Some important points were made during the debate. My hon. Friend the Member for West Chelmsford (Mr. Burns) made an important point about the nature of choose and book, and referral management. There are a number of Members from north Yorkshire present. I was talking to a GP in north Yorkshire who put things extremely well. He said, “What is the point of having a system that allows us to exercise choice if I sit down with a patient and look at the waiting times and he can choose to be seen at Leeds, which is quicker than being seen in York, and we put that into the system and the information goes off to a referral management centre, only for him to be told that he can be seen at Leeds, but he’s going to have to wait 20 weeks anyway?” As my hon. Friend the Member for North Essex said, the week before last the BBC found that 43 per cent. of primary care trusts throughout the country are imposing minimum, not maximum, waiting times, and saying that patients cannot be seen before a certain date.

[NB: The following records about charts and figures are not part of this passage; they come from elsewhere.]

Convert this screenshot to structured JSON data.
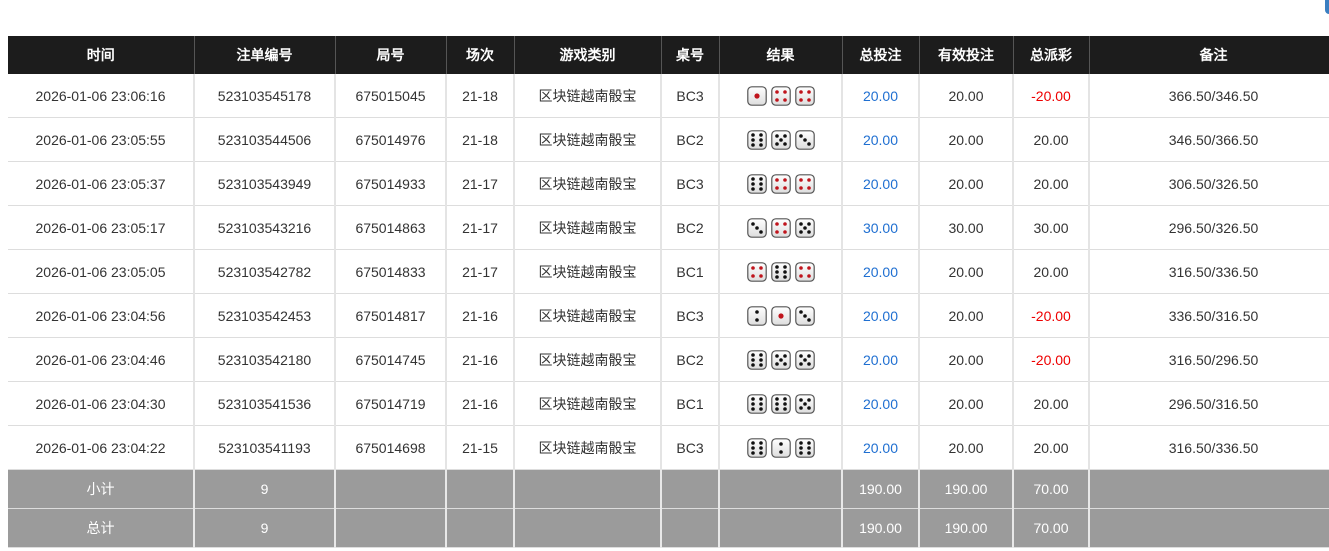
{
  "headers": [
    "时间",
    "注单编号",
    "局号",
    "场次",
    "游戏类别",
    "桌号",
    "结果",
    "总投注",
    "有效投注",
    "总派彩",
    "备注"
  ],
  "rows": [
    {
      "time": "2026-01-06 23:06:16",
      "bet_id": "523103545178",
      "round": "675015045",
      "session": "21-18",
      "game": "区块链越南骰宝",
      "table": "BC3",
      "dice": [
        1,
        4,
        4
      ],
      "bet": "20.00",
      "valid": "20.00",
      "payout": "-20.00",
      "note": "366.50/346.50"
    },
    {
      "time": "2026-01-06 23:05:55",
      "bet_id": "523103544506",
      "round": "675014976",
      "session": "21-18",
      "game": "区块链越南骰宝",
      "table": "BC2",
      "dice": [
        6,
        5,
        3
      ],
      "bet": "20.00",
      "valid": "20.00",
      "payout": "20.00",
      "note": "346.50/366.50"
    },
    {
      "time": "2026-01-06 23:05:37",
      "bet_id": "523103543949",
      "round": "675014933",
      "session": "21-17",
      "game": "区块链越南骰宝",
      "table": "BC3",
      "dice": [
        6,
        4,
        4
      ],
      "bet": "20.00",
      "valid": "20.00",
      "payout": "20.00",
      "note": "306.50/326.50"
    },
    {
      "time": "2026-01-06 23:05:17",
      "bet_id": "523103543216",
      "round": "675014863",
      "session": "21-17",
      "game": "区块链越南骰宝",
      "table": "BC2",
      "dice": [
        3,
        4,
        5
      ],
      "bet": "30.00",
      "valid": "30.00",
      "payout": "30.00",
      "note": "296.50/326.50"
    },
    {
      "time": "2026-01-06 23:05:05",
      "bet_id": "523103542782",
      "round": "675014833",
      "session": "21-17",
      "game": "区块链越南骰宝",
      "table": "BC1",
      "dice": [
        4,
        6,
        4
      ],
      "bet": "20.00",
      "valid": "20.00",
      "payout": "20.00",
      "note": "316.50/336.50"
    },
    {
      "time": "2026-01-06 23:04:56",
      "bet_id": "523103542453",
      "round": "675014817",
      "session": "21-16",
      "game": "区块链越南骰宝",
      "table": "BC3",
      "dice": [
        2,
        1,
        3
      ],
      "bet": "20.00",
      "valid": "20.00",
      "payout": "-20.00",
      "note": "336.50/316.50"
    },
    {
      "time": "2026-01-06 23:04:46",
      "bet_id": "523103542180",
      "round": "675014745",
      "session": "21-16",
      "game": "区块链越南骰宝",
      "table": "BC2",
      "dice": [
        6,
        5,
        5
      ],
      "bet": "20.00",
      "valid": "20.00",
      "payout": "-20.00",
      "note": "316.50/296.50"
    },
    {
      "time": "2026-01-06 23:04:30",
      "bet_id": "523103541536",
      "round": "675014719",
      "session": "21-16",
      "game": "区块链越南骰宝",
      "table": "BC1",
      "dice": [
        6,
        6,
        5
      ],
      "bet": "20.00",
      "valid": "20.00",
      "payout": "20.00",
      "note": "296.50/316.50"
    },
    {
      "time": "2026-01-06 23:04:22",
      "bet_id": "523103541193",
      "round": "675014698",
      "session": "21-15",
      "game": "区块链越南骰宝",
      "table": "BC3",
      "dice": [
        6,
        2,
        6
      ],
      "bet": "20.00",
      "valid": "20.00",
      "payout": "20.00",
      "note": "316.50/336.50"
    }
  ],
  "subtotal": {
    "label": "小计",
    "count": "9",
    "bet": "190.00",
    "valid": "190.00",
    "payout": "70.00"
  },
  "total": {
    "label": "总计",
    "count": "9",
    "bet": "190.00",
    "valid": "190.00",
    "payout": "70.00"
  },
  "colors": {
    "header_bg": "#1c1c1c",
    "bet_blue": "#1f6fd1",
    "negative_red": "#e00000",
    "summary_bg": "#9b9b9b"
  }
}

A question that I keep asking the Minister and to which I never receive a satisfactory reply is why, in the latter part of this financial year, have not the Government allowed primary care trusts and local hospital trusts to arrive at marginal pricing deals, whereby they say, “We have capacity, you have limited resources; we can estimate our marginal cost of sustaining that capacity and treating patients, so let us treat more patients for a given budget.” The tariff and the Government’s determination that it should only ever be a uniform price are damaging patients’ prospects.

The hon. Member for Staffordshire, Moorlands (Charlotte Atkins) was the only other Labour Back Bencher who supported the Select Committee, which surprised me. There were many contributions from the Opposition Benches, but it is all too predictable that Labour Members will not come here to defend their record, even when a cross-party Select Committee is exposing the problems.